For a twin-engine airliner, the regulatory requirement is that it shall be able to climb at 35ft height after rotation at 2.4% climb rate, i.e., 2.4m for every 100m traveled, without losing speed. The V2 speed is close to the Vr speed, which is past V1, where the pilots shall stay down and brake. The Vr and V2 points define the runway length, so airliner designers must keep these speeds as low as possible. (The Vs is the stall speed in takeoff configuration with both engines running; Vmc is the lowest speed at which the pilots can aerodynamically control the aircraft if an engine fails).
Keeping V2 low to enable the airliner to use many of the world’s runways is a tough certification point, as we are now down to one engine, and that engine has lost thrust due to thrust speed lapse. At a V2 speed, which is typically past 100kts, we have lost about 15% of static thrust.
The thrust we have left on the one engine shall overcome aircraft drag and enable the climb angle of 2.4%. Induced drag is now 85% to 90% of total drag (skin friction drag is low as we are flying at just over 100kts).
The V2 case is a key determinant of an aircraft’s wingspan and wingtip types. When the Boeing 737 MAX got split wingtips, everyone focused on what it would save in cruise fuel burn for the mission. Boeing was as focused on how it would affect the LEAP-1B engine sizing for the aircraft. A lower thrust engine, driven by an improved V2 situation, enabling a lower engine maximum thrust range that benefited the overall economics of the MAX series.
For our BWBs, the Z4 with its Pratt & Whitney 2040 engines has a wingspan that is tight against the class E border of 55m, the same as the much heavier 315-seat Airbus A350-900 or 365-seat Boeing 777-300ER. But its engines are less than half the thrust of these two.
The Z4 wingspan is clearly sized by the takeoff V2 case.
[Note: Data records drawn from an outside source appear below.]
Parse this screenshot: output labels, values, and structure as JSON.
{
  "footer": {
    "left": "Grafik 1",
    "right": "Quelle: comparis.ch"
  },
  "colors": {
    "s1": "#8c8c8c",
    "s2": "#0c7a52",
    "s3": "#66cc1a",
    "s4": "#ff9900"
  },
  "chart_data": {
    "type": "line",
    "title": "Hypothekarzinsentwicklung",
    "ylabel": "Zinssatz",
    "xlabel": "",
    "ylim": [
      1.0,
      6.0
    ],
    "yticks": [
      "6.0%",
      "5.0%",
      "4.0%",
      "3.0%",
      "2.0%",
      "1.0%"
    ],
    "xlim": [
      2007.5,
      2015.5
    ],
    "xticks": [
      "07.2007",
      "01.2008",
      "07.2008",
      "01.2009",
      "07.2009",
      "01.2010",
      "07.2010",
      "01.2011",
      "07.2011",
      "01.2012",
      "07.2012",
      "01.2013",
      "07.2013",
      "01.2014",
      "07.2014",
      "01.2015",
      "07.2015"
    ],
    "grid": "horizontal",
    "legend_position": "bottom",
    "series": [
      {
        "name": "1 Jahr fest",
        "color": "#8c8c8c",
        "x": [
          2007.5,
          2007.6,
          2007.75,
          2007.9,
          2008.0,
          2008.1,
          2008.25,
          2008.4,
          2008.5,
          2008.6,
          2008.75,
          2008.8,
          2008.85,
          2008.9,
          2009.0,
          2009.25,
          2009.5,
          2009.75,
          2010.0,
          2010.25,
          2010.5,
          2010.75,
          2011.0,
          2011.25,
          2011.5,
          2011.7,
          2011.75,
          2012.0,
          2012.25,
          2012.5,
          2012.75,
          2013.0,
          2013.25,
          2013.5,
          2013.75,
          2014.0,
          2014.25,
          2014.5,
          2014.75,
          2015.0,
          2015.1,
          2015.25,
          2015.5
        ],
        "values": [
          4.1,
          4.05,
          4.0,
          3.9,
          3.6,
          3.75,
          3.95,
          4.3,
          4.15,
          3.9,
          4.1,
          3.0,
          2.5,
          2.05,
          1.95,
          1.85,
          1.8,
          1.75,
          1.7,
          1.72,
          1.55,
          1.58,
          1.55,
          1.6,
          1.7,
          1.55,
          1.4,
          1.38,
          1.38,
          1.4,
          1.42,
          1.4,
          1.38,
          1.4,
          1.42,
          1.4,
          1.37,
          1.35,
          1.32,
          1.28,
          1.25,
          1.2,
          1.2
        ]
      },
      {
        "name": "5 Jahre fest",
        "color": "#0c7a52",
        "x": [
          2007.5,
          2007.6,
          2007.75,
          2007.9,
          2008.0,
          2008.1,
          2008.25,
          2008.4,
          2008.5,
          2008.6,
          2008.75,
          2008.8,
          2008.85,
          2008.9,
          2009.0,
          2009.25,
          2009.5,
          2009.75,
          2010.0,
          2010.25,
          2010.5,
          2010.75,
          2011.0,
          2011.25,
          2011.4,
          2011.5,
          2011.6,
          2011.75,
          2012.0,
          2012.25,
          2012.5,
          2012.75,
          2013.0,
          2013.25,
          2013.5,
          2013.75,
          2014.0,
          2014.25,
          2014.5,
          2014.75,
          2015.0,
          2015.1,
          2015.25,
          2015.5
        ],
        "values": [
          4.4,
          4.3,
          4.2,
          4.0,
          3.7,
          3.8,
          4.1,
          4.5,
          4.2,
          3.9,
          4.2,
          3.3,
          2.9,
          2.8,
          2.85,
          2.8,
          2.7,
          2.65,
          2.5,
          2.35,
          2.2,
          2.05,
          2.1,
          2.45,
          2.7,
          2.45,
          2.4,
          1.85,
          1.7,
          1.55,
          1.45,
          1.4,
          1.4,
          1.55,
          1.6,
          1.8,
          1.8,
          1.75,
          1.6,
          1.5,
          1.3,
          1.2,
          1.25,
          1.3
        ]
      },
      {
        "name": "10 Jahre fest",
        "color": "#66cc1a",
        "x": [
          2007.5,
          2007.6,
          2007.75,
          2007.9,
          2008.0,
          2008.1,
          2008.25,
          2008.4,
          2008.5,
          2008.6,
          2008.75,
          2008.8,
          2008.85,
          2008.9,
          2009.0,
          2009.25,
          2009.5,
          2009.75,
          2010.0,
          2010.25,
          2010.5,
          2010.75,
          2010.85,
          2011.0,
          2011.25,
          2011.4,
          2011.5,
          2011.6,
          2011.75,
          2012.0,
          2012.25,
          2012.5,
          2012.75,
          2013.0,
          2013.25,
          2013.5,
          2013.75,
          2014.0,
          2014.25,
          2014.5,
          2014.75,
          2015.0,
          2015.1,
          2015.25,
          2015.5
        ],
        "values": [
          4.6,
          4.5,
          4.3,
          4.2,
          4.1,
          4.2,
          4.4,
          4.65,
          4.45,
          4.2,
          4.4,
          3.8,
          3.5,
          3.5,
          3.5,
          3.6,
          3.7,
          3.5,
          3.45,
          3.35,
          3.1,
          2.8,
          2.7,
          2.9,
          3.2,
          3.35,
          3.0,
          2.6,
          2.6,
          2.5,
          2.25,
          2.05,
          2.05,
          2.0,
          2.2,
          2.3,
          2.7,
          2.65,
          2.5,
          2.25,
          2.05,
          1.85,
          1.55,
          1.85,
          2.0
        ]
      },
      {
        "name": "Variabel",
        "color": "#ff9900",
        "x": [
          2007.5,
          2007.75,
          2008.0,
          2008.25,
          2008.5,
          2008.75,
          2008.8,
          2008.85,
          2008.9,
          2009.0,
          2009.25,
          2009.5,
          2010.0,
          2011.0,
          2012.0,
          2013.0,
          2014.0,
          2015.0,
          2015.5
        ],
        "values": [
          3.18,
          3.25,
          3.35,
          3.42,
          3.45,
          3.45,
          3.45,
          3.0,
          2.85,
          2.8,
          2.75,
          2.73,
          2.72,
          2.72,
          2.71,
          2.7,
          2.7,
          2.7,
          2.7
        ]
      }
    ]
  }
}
The climb and cruise of the Z4 would have benefited from a lower wingspan, which would have reduced the wetted area and found an optimum drag point at a lower altitude than is the case with the 55m wing. We will see later in the series that the Z4 has a very unbalanced cruise combination of skin-friction and induced drag, which forces a very high cruise altitude range (case 4 in Figure 2), creating problems with engine selection.
When I attended the March 21 meeting of the Pacific Northwest chapter of AIAA (American Institute of Aeronautics and Astronautics), I spoke on the sidelines with four Boeing engineers. Three are retired and one is currently employed. None believe the BWB is a viable alternative to the tube-and-wing aircraft. Three specifically pointed to the drag issues Bjorn describes above. The fourth was more general in his comments, as the meeting was beginning and we ran out of time.
Years ago, Mike Sinnett, who headed product development at the time, appeared as the speaker at the University of Washington Aerospace Department. On the sidelines after the meeting, he told me that he, too, is not a fan of the BWB. His objections centered around the challenges of making a family of airplanes for a reasonable cost and for fitting the airplanes within current gate space at airports. His was a particularly interesting set of comments because Sinnett came to Boeing with the McDonnell Douglas Corp merger, and it was an MDC engineer who first came up with the BWB passenger airplane design.